A bodybuilder also needs to make sure they get all of their vitamins, minerals and fibre so it’s important to eat big meals with mixed foods. Why’s this important? Well minerals and vitamins are involved in a lot of things that can help your bodybuilding progress – for example calcium strengthens not only bones but also helps increase the power of contractions. Vitamins’ most well known purpose however is to help strengthen the immune system, and this too has benefits for bodybuilders – most notably as it will mean you don’t miss quite so many workouts due to illness (which can really put you back a bit). Fibre meanwhile will help improve your digestion, helping you to get more from your foods, and your circulatory system, meaning your body delivers the nutrients and oxygen in your blood to the muscles more quickly.
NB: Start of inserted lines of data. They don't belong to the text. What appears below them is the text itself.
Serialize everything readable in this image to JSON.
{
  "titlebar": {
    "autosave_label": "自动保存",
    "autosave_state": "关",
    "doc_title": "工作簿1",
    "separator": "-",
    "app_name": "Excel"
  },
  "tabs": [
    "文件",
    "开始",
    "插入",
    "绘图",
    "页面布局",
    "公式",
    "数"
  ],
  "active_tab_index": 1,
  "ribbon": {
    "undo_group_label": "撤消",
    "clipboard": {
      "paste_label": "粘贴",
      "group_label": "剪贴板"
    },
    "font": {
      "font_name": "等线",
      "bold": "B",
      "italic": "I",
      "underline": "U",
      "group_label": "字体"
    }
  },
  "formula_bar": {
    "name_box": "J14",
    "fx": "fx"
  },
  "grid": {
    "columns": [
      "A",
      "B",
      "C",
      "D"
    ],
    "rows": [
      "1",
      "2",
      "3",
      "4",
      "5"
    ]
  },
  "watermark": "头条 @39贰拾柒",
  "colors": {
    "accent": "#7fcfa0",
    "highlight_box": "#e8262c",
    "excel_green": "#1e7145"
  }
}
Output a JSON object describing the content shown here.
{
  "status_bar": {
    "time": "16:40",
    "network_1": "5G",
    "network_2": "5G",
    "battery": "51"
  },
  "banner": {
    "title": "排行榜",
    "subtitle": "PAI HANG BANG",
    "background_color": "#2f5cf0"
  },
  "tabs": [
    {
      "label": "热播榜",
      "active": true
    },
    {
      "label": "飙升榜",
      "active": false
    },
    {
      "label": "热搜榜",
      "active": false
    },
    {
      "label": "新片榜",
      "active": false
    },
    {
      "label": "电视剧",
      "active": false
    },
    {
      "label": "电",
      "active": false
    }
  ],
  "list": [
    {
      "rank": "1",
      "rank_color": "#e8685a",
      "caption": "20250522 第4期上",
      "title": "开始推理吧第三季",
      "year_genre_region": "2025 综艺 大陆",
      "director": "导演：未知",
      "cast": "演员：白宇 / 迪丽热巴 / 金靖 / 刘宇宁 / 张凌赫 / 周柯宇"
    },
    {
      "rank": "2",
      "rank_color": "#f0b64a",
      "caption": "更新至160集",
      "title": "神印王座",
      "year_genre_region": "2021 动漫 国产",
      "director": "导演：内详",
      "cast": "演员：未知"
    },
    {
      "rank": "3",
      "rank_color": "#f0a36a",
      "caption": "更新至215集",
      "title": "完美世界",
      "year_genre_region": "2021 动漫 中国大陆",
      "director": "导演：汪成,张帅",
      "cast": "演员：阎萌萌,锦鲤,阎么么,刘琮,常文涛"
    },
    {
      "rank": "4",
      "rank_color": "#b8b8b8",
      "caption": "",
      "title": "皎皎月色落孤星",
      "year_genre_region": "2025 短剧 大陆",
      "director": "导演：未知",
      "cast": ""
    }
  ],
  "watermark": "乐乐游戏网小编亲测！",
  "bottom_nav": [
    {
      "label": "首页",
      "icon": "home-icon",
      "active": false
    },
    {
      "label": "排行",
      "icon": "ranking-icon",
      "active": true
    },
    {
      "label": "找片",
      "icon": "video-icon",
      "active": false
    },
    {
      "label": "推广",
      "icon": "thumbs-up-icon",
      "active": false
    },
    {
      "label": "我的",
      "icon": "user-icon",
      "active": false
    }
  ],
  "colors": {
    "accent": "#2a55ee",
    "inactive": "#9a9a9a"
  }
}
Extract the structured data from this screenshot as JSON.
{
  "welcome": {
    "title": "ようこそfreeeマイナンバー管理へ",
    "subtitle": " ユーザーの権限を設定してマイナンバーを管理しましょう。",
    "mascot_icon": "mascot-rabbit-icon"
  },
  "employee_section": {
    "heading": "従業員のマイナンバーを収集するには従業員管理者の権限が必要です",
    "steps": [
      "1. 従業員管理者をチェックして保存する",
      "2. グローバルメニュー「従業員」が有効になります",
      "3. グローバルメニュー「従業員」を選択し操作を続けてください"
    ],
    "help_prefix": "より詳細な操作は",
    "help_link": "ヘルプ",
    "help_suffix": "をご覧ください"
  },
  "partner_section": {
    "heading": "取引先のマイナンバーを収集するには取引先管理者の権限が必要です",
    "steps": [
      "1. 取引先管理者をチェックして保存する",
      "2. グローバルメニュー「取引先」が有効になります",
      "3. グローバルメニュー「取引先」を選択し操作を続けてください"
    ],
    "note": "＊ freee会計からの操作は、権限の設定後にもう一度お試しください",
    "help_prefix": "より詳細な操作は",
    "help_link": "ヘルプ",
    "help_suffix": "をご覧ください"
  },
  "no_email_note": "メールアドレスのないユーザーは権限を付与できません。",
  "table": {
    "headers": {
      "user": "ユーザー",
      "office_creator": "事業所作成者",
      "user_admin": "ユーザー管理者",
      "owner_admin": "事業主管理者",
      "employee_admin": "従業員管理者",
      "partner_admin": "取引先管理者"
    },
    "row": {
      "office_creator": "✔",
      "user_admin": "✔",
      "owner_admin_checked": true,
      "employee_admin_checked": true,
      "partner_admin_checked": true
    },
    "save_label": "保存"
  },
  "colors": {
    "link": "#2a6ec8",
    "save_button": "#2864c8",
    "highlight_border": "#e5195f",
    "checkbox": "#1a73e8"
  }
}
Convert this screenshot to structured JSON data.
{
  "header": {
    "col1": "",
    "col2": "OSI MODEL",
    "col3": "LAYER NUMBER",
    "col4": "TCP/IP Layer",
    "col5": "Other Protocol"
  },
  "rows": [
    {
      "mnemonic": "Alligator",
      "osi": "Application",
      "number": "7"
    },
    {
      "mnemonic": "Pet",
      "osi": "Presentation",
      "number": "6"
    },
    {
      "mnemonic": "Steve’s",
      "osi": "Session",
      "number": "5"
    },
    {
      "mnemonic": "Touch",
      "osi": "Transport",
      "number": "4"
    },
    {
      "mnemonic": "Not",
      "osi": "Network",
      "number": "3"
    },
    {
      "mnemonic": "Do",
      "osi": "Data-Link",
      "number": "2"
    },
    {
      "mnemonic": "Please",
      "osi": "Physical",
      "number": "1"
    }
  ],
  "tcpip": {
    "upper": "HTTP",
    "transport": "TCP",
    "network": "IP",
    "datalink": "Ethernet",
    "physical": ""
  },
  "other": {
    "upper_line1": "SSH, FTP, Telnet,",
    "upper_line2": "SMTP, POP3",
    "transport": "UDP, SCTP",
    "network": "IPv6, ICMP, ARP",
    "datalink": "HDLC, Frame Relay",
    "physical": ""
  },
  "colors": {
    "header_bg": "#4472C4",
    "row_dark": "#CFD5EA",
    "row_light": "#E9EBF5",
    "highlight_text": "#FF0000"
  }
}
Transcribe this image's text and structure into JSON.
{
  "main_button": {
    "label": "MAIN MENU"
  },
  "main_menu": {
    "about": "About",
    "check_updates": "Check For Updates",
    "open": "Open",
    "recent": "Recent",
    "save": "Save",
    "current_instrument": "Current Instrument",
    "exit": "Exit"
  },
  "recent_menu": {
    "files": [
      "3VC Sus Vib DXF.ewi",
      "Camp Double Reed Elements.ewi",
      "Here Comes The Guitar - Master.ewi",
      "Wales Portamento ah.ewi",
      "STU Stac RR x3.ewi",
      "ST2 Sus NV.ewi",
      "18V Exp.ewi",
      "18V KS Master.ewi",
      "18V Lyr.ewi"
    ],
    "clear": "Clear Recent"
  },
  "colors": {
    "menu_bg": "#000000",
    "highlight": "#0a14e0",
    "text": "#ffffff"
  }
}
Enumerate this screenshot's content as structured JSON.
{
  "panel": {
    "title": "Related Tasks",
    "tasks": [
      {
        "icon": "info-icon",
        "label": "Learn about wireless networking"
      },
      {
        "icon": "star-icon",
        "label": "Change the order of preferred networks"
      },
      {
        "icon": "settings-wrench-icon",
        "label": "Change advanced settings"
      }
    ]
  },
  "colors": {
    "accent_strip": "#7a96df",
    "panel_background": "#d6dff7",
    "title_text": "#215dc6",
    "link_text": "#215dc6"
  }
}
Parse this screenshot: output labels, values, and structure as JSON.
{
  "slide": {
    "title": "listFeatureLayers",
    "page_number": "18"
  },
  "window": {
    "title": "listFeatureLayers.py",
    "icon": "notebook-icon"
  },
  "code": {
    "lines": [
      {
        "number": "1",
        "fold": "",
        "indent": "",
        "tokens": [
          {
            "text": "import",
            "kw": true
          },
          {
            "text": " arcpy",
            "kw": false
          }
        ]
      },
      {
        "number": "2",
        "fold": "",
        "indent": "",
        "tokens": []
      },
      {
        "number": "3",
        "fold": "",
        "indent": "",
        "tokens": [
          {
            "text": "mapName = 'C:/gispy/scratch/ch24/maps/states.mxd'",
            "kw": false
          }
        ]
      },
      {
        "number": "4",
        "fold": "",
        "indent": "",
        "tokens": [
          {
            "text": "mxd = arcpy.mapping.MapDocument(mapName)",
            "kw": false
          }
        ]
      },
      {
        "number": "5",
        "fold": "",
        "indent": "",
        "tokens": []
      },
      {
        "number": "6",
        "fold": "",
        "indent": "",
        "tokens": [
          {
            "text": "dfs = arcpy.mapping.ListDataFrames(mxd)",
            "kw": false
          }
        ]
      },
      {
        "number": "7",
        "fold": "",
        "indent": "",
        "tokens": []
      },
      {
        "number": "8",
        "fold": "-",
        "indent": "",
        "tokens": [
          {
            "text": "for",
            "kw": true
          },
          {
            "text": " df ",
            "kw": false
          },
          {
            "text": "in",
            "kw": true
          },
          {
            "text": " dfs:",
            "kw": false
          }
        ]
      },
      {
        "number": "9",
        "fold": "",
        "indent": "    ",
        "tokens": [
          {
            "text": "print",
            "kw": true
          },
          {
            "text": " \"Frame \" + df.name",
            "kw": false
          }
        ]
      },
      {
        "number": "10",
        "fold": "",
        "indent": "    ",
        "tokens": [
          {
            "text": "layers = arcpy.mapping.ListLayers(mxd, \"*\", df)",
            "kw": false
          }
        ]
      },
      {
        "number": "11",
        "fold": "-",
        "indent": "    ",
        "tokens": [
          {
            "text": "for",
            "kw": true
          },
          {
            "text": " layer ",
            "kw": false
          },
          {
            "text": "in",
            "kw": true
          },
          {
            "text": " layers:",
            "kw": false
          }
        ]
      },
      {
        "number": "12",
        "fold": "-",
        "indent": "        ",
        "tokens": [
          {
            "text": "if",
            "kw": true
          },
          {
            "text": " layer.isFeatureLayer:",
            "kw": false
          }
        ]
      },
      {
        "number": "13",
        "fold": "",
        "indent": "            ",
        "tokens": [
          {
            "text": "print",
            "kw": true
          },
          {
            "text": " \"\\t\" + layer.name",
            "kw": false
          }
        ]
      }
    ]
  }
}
So then really all a bodybuilder should do to alter their diet is just tip the scales a little. Eat less fat and fewer simple carbs, but don’t cut them out completely. Likewise eat a whole lot more protein while making sure you get all your other vitamins, minerals and fibre.


If you’re struggling to do this there are a few changes you can make to your diet that will instantly help you lose your sweet tooth and start craving healthier foods. These little changes won’t affect what you eat per se, but will take fat and simple carbs out of your diet in little ways. For example – take the sugar and sweetener out of your tea and coffee. You’ll drink it regularly enough that this will start to change your pallet to appreciate less sweet drinks. Swap soft drinks for fruit juices as they count as a portion of fruit. Stop buttering your bread. Eat a bowl of fruit in the morning. Replace your puddings with whole grain cereal and yogurt. By making these little changes on top of your newly increased protein intake you can change you body into a clean and efficient protein factory and you’ll find that eating healthily becomes second nature.


Quick Tip: Eating little and often is a great way to avoid feeling bloated and gaining unnecessary weight, to ensure the body always has a good supply of nutrients, carbs and amino acids, and is closer to how we would have eaten in the wild. Switch to five smaller meals and you will feel healthier and reap the benefits.